Est-ce à dire qu’il y aurait identité entre le visage du début et celui de la fin ? Ou que la différence ne serait que dans l’accumulation des rides dans la dessication, dans ce que Bernard Lamarche-Vadel, écrivant le texte introductif du recueil faces, désignait fortement comme “de l’eau d’où nous venons à la pierre où nous allons”? Dans la visibilité d’un processus de flétrissement ? La différence est aussi plus positive : elle est peut-être bien davantage dans l’intentionnalité du regard. Dans le passage du regard aveugle du nouveau-né au regard vibrant du vieillard. Dans le fait qu’à l’opacité succède l’échange d’une transparence. Qu’entre les deux, la complexité d’une vie relationnelle aura transformé un simple écarquillement en volonté d’expression et de communication.
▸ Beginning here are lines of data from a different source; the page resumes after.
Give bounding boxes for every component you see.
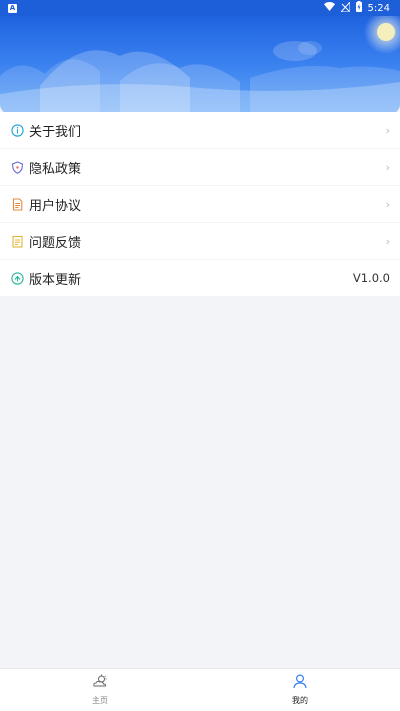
chevron-right-icon: ›	[385, 123, 390, 137]
header-banner	[0, 16, 400, 114]
menu-item-label: 隐私政策	[29, 161, 82, 177]
tab-home[interactable]: 主页	[0, 669, 200, 711]
shield-icon	[10, 160, 24, 174]
menu-item-label: 用户协议	[29, 198, 82, 214]
menu-item-label: 版本更新	[29, 272, 82, 288]
weather-home-icon	[92, 674, 108, 693]
chevron-right-icon: ›	[385, 234, 390, 248]
bottom-tab-bar: 主页 我的	[0, 668, 400, 711]
document-icon	[10, 197, 24, 211]
menu-item-privacy-policy[interactable]: 隐私政策 ›	[0, 149, 400, 185]
chevron-right-icon: ›	[385, 197, 390, 211]
no-signal-icon	[339, 0, 351, 15]
update-icon	[10, 271, 24, 285]
person-icon	[293, 674, 307, 693]
menu-item-about-us[interactable]: 关于我们 ›	[0, 112, 400, 148]
wifi-icon	[323, 2, 335, 14]
menu-item-version-update[interactable]: 版本更新 V1.0.0	[0, 260, 400, 296]
feedback-icon	[10, 234, 24, 248]
status-time: 5:24	[367, 2, 390, 14]
version-number: V1.0.0	[352, 271, 390, 285]
menu-item-feedback[interactable]: 问题反馈 ›	[0, 223, 400, 259]
chevron-right-icon: ›	[385, 160, 390, 174]
menu-item-label: 问题反馈	[29, 235, 82, 251]
tab-label: 主页	[92, 696, 108, 705]
app-notification-icon: A	[8, 3, 17, 13]
menu-item-user-agreement[interactable]: 用户协议 ›	[0, 186, 400, 222]
battery-charging-icon	[355, 1, 362, 15]
menu-item-label: 关于我们	[29, 124, 82, 140]
mountain-landscape-illustration	[0, 16, 400, 114]
tab-mine[interactable]: 我的	[200, 669, 400, 711]
status-bar: A 5:24	[0, 0, 400, 16]
tab-label: 我的	[292, 696, 308, 705]
info-icon	[10, 123, 24, 137]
Le sociologue Max Weber définissait la modernité comme un processus de “désenchantement du monde”. Le travail de Philippe Bazin participe, très intentionnellement, de ce processus ; non pas dans son sens déceptif, mais dans le sens d’un refus radical de l’illusion et de la séduction, dans une volonté d’aller au plus cru. Cette oeuvre de démystification subvertit ainsi le désenchantement en radicalisation du monde. Voilà pourquoi, disant l’humanité, ce travail est dans son essence même a-religieux, référé à une présence pleine, sans transcendance.
Et c'est précisément parce qu'il est a-religieux qu'il s'avère, essentiellement, politique. La première forme de radicalité se manifeste ainsi dans son projet même : présenter, dans toute leur immanence, c'est-à-dire aussi dans leur affrontement polémique à l'institution, les deux moments entre lesquels s’inscrit notre existence. Radicalité de la face initiale et radicalité de la face ultime. Montrer une humanité tendue entre ces deux pôles, dans le mouvement ouvert et structurant d’une désincarcération.